IBM Security Identity Manager operations go into a hanging or pending state.

Diagnosing the problem

For debugging the IBM Security Identity Manager performance and hang related issues, generate a core dump. See Managing the core and heap dump files.

Symptoms

IBM Security Identity Manager issues warnings about database connection pool being used up during reconciliation or other IBM Security Identity Manager operations causes IBM Security Identity Manager to fail.

The WebSphere® Application Server SystemOut*.log or IBM Security Identity Manager trace*.log files show that the database connection pool is all used up and no free connections available.

To view the log files use the "Log Retrieval and Configuration" panel. The SystemOut*.log of the application server can be viewed using IBM Security Identity Manager VA CLI:

  1. Navigate to the monitor command.
    
<ISIMVA_SERVER> > isim
<ISIMVA_SERVER>: isim> logs
<ISIMVA_SERVER>: logs> monitor
<ISIMVA_SERVER>: monitor>
  2. Select option 5, and then option 2 to view the SystemOut*.log file contents.

    You can also find SystemOut *.log files in support file at: <SupportFile_ExtractedDirectory>/opt/ibm/WebSphere/AppServer/profiles/<NodeName>/logs/<APP_MEMBER_NAME>/SystemOut*.log

  1. View the trace*.log of IBM Security Identity Manager by using ISIM VA CLI .
  2. Browse for the monitor command.
    
<ISIMVA_SERVER> > isim
<ISIMVA_SERVER>: isim> logs
<ISIMVA_SERVER>: logs> monitor
<ISIMVA_SERVER>: monitor>

    You can find trace*.log files in support files at: <SupportFile_ExtractedDirectory>/var/ibm/tivoli/common/CTGIM/logs/trace*.log

Resolving the problem

To check the existing database connection pool setting, see Managing database connection pool settings.

To calculate the maximum and minimum number of physical connections that are required in your case, see "Configuring WebSphere JDBC Connections” topic in IBM Security Identity Manager Versions 6.0/7.0 Performance Tuning Guide. After pool values are identified, change the database connection pool settings.

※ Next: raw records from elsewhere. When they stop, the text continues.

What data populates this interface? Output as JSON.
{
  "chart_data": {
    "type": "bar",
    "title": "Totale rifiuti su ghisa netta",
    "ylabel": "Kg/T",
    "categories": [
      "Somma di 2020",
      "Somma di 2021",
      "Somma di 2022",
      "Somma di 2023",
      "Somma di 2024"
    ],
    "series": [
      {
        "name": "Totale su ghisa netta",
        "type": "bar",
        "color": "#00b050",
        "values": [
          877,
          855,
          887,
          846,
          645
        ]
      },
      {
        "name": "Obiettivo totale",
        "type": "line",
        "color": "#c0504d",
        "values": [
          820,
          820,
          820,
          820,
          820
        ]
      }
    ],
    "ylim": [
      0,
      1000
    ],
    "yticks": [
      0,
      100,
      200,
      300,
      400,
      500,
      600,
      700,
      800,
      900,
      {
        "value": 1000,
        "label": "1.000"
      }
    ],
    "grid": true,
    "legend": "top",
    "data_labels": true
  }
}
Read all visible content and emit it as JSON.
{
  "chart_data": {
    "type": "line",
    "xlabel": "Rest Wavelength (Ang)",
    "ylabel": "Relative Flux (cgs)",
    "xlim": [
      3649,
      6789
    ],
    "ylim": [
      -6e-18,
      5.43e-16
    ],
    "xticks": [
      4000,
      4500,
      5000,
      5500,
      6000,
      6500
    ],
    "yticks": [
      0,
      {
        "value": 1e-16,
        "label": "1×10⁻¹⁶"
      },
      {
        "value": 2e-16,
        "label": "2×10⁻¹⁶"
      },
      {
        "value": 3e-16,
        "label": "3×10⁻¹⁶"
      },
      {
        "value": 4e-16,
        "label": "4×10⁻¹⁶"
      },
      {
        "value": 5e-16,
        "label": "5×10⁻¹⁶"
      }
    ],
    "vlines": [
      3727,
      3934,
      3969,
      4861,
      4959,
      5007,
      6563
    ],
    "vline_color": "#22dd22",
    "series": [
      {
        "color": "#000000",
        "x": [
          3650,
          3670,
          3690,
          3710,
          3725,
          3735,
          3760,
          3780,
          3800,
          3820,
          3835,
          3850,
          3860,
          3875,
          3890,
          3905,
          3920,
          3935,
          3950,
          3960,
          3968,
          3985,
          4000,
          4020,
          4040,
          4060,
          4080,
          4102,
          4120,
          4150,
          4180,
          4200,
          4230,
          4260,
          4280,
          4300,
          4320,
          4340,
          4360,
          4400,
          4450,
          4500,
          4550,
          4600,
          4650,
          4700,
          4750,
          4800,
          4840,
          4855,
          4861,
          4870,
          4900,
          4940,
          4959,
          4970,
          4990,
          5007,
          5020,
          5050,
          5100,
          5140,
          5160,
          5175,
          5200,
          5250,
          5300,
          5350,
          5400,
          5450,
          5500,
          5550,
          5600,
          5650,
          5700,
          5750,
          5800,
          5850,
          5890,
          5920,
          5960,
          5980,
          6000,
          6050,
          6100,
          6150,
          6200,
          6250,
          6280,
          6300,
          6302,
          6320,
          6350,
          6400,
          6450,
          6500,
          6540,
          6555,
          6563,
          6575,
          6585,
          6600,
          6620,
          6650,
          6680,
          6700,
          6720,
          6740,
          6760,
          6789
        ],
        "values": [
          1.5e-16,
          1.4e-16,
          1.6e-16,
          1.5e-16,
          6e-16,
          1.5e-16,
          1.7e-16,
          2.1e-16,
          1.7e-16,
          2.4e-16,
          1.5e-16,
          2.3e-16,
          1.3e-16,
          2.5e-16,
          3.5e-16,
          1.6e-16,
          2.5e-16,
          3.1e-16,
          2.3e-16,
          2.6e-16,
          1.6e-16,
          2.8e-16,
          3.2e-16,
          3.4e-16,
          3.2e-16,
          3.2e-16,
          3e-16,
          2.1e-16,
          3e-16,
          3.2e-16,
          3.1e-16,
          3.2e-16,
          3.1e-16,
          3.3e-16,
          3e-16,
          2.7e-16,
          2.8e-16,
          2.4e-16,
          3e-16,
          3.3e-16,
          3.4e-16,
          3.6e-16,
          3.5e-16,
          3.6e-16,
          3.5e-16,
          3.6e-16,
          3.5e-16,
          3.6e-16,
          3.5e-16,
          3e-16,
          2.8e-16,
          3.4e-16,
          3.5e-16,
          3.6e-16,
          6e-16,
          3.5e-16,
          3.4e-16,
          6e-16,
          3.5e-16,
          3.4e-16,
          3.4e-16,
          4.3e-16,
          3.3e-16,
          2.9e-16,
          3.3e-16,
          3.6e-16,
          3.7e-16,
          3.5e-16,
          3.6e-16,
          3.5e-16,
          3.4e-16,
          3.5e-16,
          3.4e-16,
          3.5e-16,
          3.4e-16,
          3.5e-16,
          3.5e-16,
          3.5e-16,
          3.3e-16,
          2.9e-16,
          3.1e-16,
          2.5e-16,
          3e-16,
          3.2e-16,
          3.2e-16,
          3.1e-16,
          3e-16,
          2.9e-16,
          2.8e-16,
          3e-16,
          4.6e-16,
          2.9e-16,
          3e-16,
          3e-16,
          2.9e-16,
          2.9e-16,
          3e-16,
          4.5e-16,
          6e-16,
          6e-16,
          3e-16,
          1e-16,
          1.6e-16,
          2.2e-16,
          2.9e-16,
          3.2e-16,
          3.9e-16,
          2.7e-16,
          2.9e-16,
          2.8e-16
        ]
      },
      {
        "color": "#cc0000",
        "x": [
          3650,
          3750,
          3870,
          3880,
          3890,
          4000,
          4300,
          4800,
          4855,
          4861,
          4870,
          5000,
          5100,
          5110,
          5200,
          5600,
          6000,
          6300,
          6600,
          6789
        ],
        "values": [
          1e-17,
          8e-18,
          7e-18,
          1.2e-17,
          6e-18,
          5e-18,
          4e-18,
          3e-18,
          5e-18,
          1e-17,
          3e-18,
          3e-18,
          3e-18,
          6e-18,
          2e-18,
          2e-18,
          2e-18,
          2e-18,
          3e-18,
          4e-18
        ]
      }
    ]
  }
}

Troubleshooting messaging, transactions issues, and tables that are involved in it

Diagnosing the problem

The messaging and transactions are managed by IBM WebSphere Application Server. You must check the SystemOut*.log of the messaging server.

You can view the SystemOut*.log files by using the IBM Security Identity Manager VA CLI:

  1. Navigate to the monitor command.
    
<ISIMVA_SERVER> > isim
<ISIMVA_SERVER>: isim> logs
<ISIMVA_SERVER>: logs> monitor
<ISIMVA_SERVER>: monitor>
  2. Select option 6, and then option 2 to view the SystemOut*.log file contents.

    You can also find SystemOut *.log files in support file at: <SupportFile_ExtractedDirectory>/opt/ibm/WebSphere/AppServer/profiles/<NodeName>/logs/<MSG_MEMBER_NAME>/SystemOut*.log

    For more information about how messaging and transactions work, see the IBM WebSphere Application Server product documentation.

    To check the SIB tables that are involved in messaging, see Clearing the service integration bus.